Note. Darker color arrow represents stronger social influence relative to other people in women's lives. Direction of arrow represents direction of influence, with a single arrow representing a more directive, paternalistic interaction where advice goes largely unquestioned, and a double arrow representing a more equal, supportive conversation about a medical decision during pregnancy. Men were split between dominant/paternalistic approaches and mutually supportive decision making.

Discussion

In this analysis, we focused on the role of others in women's decisions when considering the use of new drugs that have not been studied in pregnancy, in particular PrEP, during pregnancy. In addition to information, women also rely upon the support and advice and navigate more authoritative influences from others, such as partners, clinicians, and mothers-in-law. As countries with a high HIV burden begin to offer PrEP and other new PrEP agents that are in development to pregnant women, it will be important to consider the various social factors involved in women's decisions during pregnancy. As we have reported elsewhere, these lessons from experiences with scaling up PrEP shed light on the wider social and ethical challenges associated with the introduction of any new medications for use by pregnant women (Ngure et al., 2017a, 2017b). Because pregnant women have often been excluded from intervention research in the interest of protecting fetal health, a decisional grey zone exists in implementation research regarding the enrolment of pregnant women. When their exclusion from intervention studies leads to their exclusion from implementation research as well, the problem is compounded: interventions that have been demonstrated to be safe and effective in nonpregnant persons may lack not only rigorous data on safety and efficacy during pregnancy and lactation, but also important insights into the features attending successful implementation during pregnancy and lactation. Thus, clinicians, women, and their partners must navigate incomplete or uncertain information when introducing new interventions into care.

Ethically, the Kenyan context illustrates the additional factors that need to be considered when planning implementation programs, such as those currently happening around PrEP, to ensure respect for women's choices within complex social relationships. While the requirement of individual informed consent persists at the heart of ethically justified research to promote the rights of an adult participant as autonomous and capable of independent decision making, many guidelines including the ICH do not adequately account for the influence of others (ICH E6 [R1], 2016). Therefore, in countries like Kenya where women typically seek social support for decisions during pregnancy ethical guidelines should include models that provide for shared decision making when desired by women. On the role of others in decision making, clinical and implementation research ethics lags behind clinical ethics and social science. The latter now recognize that values such as autonomy or agency are socially situated, and that the support of others is often critical in medical decisions within families. Work in the social sciences has demonstrated the ways in which human agency, and in this case women's agency, is in practice bounded by the views and influences of important others (Burkitt, 2016; Duncan, 2015). For example, a recent study reported that a majority of women supported the requirement for paternal consent for pregnant women's participation in clinical trials that offer the prospect of direct benefit solely to the unborn baby (Sullivan et al., 2018). What remains challenging, even with these more nuanced models of socially situated decision making, is how to distinguish between mutually valued social support for women's decisions and more problematic, paternalistic norms that view women as unable to make decisions over their health and body once they become pregnant. While a few participants, particularly the male participants, expressed this extreme view, the majority of participants saw decision making during pregnancy as a family affair.

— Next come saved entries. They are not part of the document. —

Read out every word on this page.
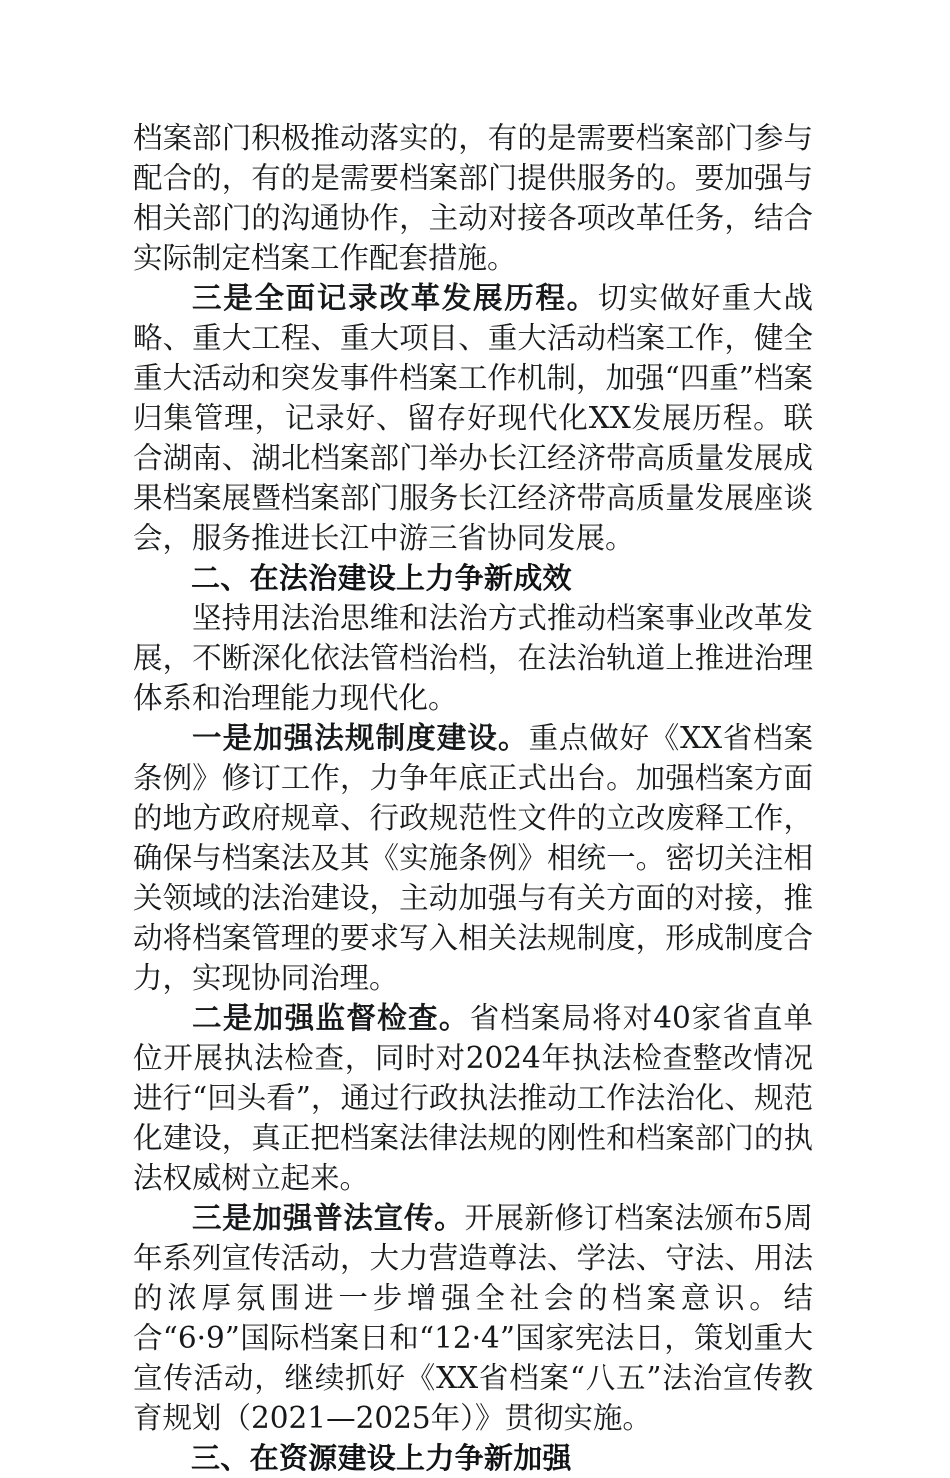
档案部门积极推动落实的，有的是需要档案部门参与配合的，有的是需要档案部门提供服务的。要加强与相关部门的沟通协作，主动对接各项改革任务，结合实际制定档案工作配套措施。

三是全面记录改革发展历程。切实做好重大战略、重大工程、重大项目、重大活动档案工作，健全重大活动和突发事件档案工作机制，加强“四重”档案归集管理，记录好、留存好现代化XX发展历程。联合湖南、湖北档案部门举办长江经济带高质量发展成果档案展暨档案部门服务长江经济带高质量发展座谈会，服务推进长江中游三省协同发展。

二、在法治建设上力争新成效

坚持用法治思维和法治方式推动档案事业改革发展，不断深化依法管档治档，在法治轨道上推进治理体系和治理能力现代化。

一是加强法规制度建设。重点做好《XX省档案条例》修订工作，力争年底正式出台。加强档案方面的地方政府规章、行政规范性文件的立改废释工作，确保与档案法及其《实施条例》相统一。密切关注相关领域的法治建设，主动加强与有关方面的对接，推动将档案管理的要求写入相关法规制度，形成制度合力，实现协同治理。

二是加强监督检查。省档案局将对40家省直单位开展执法检查，同时对2024年执法检查整改情况进行“回头看”，通过行政执法推动工作法治化、规范化建设，真正把档案法律法规的刚性和档案部门的执法权威树立起来。

三是加强普法宣传。开展新修订档案法颁布5周年系列宣传活动，大力营造尊法、学法、守法、用法的浓厚氛围进一步增强全社会的档案意识。结合“6·9”国际档案日和“12·4”国家宪法日，策划重大宣传活动，继续抓好《XX省档案“八五”法治宣传教育规划（2021—2025年）》贯彻实施。

三、在资源建设上力争新加强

Early work on the involvement of male partners in women's HIV testing prompted research teams and clinical teams to adopt creative strategies for navigating the expectation among many men that their permission would be sought when enrolling women in studies or programs (Ezeanolue et al., 2017). More recent work demonstrates the importance of engaging men in women's reproductive health as allies, to support improved health for women and girls (Stern et al., 2015). Our results echo what is known about the value of partner involvement but reflect a more complex network of social influences, expectations, and reinforcement of gender roles that women navigate when making decisions to use a new medication during pregnancy, and in turn, that researchers and clinicians must also recognize and devise appropriate strategies to negotiate. We found in the Kenyan context that although women had strong reasons to continue PrEP use during pregnancy to prevent HIV, especially to their unborn babies (Pintye et al., 2017), health providers and male partners reinforce a combined, dominant influence on women's treatment and research participation decisions, and that many women readily defer to partners and providers. However, men's role and influence in women's decisions varied. Not surprisingly, both women and partners reported that important decisions, like those affecting a healthy pregnancy, are made together within an intimate relationship. The few women who thought they should be able to make an independent decision, still acknowledged the pragmatic reality of needing to consult with partners, with some seeking partner permission, often along with advice or consultation with older female family members, such as a mother-in-law.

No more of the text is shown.